MOSCOW | Tue Sep 15, 2009 12:19pm EDT

MOSCOW (Reuters) - Russian state-run telecom holding company Svyazinvest wants to expand in mobile but will not do it by buying Norway-based Telenor's (TEL.OL) shares in Vimpelcom (VIP.N) if they are put up for forced sale.

Telenor faces the prospect of losing its stake in Vimpelcom after Russian bailiffs in June ordered the sale of its shares to cover the fine that a Siberian court imposed for holding back Vimpelcom's expansion in Ukraine.

Leonid Reiman, chairman of the state-controlled telecoms holding company Svyazinvest, told Reuters in an interview that Svyazinvest would not participate in the auction but said he considered the controversial legal process had so far been fair.

"Svyazinvest is a strategic telecommunications operator rather than investor. As the stake... will target financial investors, I think it does not represent any big technological or strategic interest for Svyazinvest," Reiman said at the Reuters Russia Investment Summit.

Telenor views the case as an extension of a protracted dispute with Russian billionaire Mikhail Fridman. Fridman controls the powerful conglomerate Alfa Group, which is the other strategic investor in Vimpelcom, Russia's No.2 mobile operator after MTS (MBT.N).

The case is being closely watched as a guide to the climate for foreign investors in Russia, coming after the shareholder battle last year that forced management and personnel changes at BP's (BP.L) Russian oil joint venture, TNK-BP TNBPI.RTS.

Reiman, former telecoms minister and a modernizer of state telecoms, said the case should not scare away international investors from the Russian market if the decision is made in a transparent way.

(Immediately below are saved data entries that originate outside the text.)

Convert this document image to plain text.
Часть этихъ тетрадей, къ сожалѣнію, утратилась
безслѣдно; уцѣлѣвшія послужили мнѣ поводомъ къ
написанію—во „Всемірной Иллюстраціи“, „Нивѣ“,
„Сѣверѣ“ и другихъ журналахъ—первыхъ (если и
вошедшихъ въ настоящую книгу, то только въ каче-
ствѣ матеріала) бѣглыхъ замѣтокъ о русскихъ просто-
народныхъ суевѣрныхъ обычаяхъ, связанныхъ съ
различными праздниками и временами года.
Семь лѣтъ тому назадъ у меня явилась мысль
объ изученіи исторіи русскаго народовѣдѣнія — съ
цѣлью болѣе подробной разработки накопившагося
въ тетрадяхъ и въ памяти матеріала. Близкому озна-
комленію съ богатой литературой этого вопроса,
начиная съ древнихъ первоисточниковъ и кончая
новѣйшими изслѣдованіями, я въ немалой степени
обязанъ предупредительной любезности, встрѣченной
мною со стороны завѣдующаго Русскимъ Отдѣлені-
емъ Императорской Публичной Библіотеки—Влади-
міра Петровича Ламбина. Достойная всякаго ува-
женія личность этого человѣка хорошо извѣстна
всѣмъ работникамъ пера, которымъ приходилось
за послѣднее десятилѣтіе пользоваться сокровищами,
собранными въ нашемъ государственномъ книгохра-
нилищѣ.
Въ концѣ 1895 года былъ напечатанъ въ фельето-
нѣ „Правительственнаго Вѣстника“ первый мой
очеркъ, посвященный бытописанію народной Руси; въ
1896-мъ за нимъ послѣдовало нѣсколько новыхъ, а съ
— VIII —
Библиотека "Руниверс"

"The Telenor case is a dispute between two companies and at the end of the day it comes to how the judgment of the court will be made, how transparently the procedure ... will continue and whether the results of this dispute... will satisfy international investors in terms of being reasonable."

"I hope that this will be the case and in this way there will be no reasons for the international investors to avoid coming and broadly participating in the development of the industry," Reiman said.

The case has become the most important bilateral issue between Oslo and Moscow, and Norway's Prime Minister Jens Stoltenberg met with his Russian counterpart, Vladimir Putin, and President Dmitry Medvedev in May to discuss the case.

However, Russia's government has said it would not interfere in the dispute unless it finds evidence of illegal actions by the Russian side.

Reiman said he currently saw no reason for the Russian government to intervene in the dispute.

"If there is a reason to believe that the hearing in the court and the judgment are not carried out in a proper way, then I think there is a reason for the Kremlin to look at the situation, but till now I think that everything was done in quite an open way," he said.

"If the decision (to sell the stake) is made in the frame of existing legislation and will be well motivated and understandable for everybody I think it's fair enough."

The Russian government, which wants to play a bigger role in the telecoms sector, in May cleared the reorganization of Svyazinvest, which has been losing share on key markets to privately-owned players in recent years.

Russia's Communications Minister said in June the best route for developing Svyazinvest's mobile business would be a merger of its mobile assets with one of the top three wireless operators.